Stage 4 — Enhancement

  1. Real-ESRGAN 4×: 480p → 1920p
  2. RIFE interpolation: 24fps → 60fps
  3. FFmpeg (H.265): CRF 18 for high quality

Stage 5 — Assembly

Stitch scenes by manifest order, add transitions, align audio, and export a final 4K60 deliverable.

7) Performance & cost

Per-scene timing (dual RTX 4090)

Step Time
Llama analysis ~10s
Flux keyframe ~45s
Mochi video ~180s
Post-processing ~60s
Total per scene ~5 min

Output per scene: ~3.5 seconds of 4K60 video.
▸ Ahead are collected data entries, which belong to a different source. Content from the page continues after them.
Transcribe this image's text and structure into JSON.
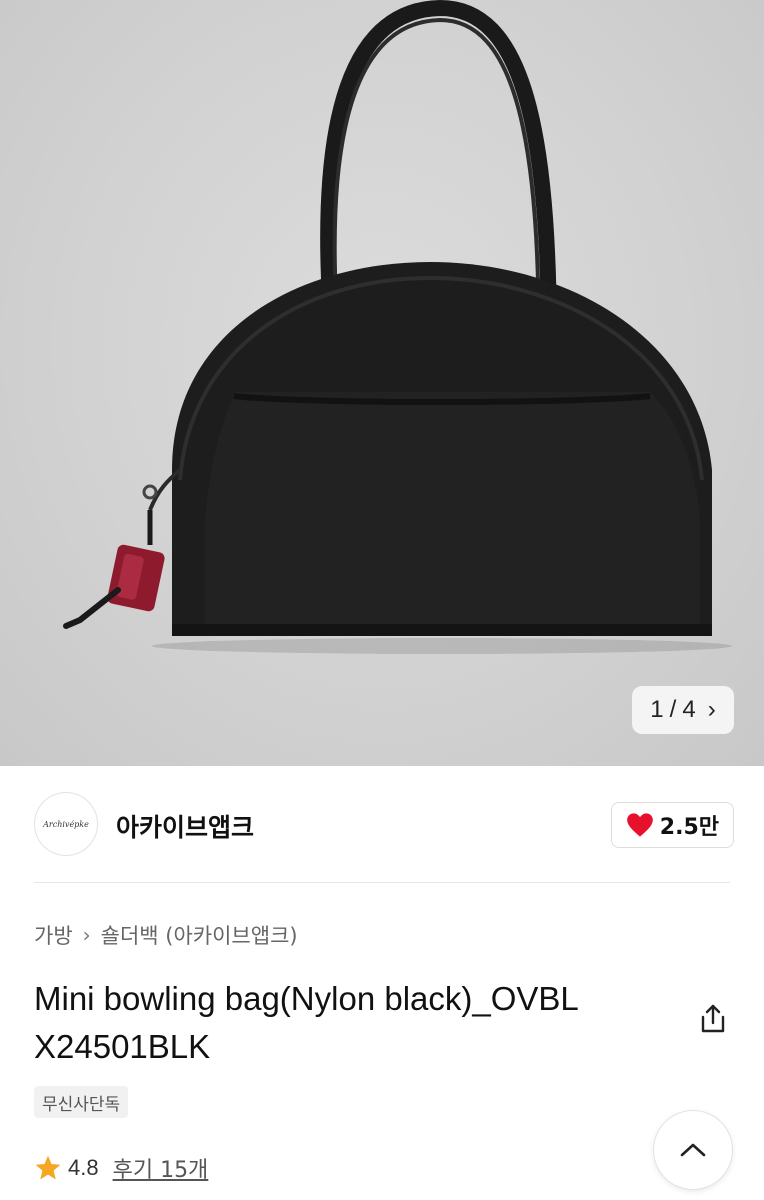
{
  "gallery": {
    "current": "1",
    "separator": "/",
    "total": "4"
  },
  "brand": {
    "logo_text": "Archivépke",
    "name": "아카이브앱크",
    "likes": "2.5만"
  },
  "breadcrumb": {
    "category": "가방",
    "subcategory": "숄더백 (아카이브앱크)"
  },
  "product": {
    "title_line1": "Mini bowling bag(Nylon black)_OVBL",
    "title_line2": "X24501BLK",
    "badge": "무신사단독"
  },
  "rating": {
    "score": "4.8",
    "reviews": "후기 15개"
  },
  "icons": {
    "heart": "heart-icon",
    "share": "share-icon",
    "star": "star-icon",
    "next": "chevron-right-icon",
    "scroll_top": "chevron-up-icon"
  },
  "colors": {
    "heart": "#e8112d",
    "star": "#f5a623",
    "bag": "#1c1c1c",
    "charm": "#9b1e34"
  }
}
Project estimate (10-minute final video)

Assuming ~170 scenes:

  • Local: ~14 hours, roughly ~$5 electricity.
  • Cloud: ~8 hours, roughly ~$10–$30 GPU cost.

8) Future: NVIDIA Cosmos

In the future, I also want to explore world models to push coherence, controllability, and longer-horizon storytelling.

10) Daily Log

2026-01-05
Generalize the pipeline into: user ask agent a question by clearly ask, not let agent guess by signals.
2026-01-04
Set up XGIMI projector and Google Play developer account. Tested Gemini Nano banana using voice input.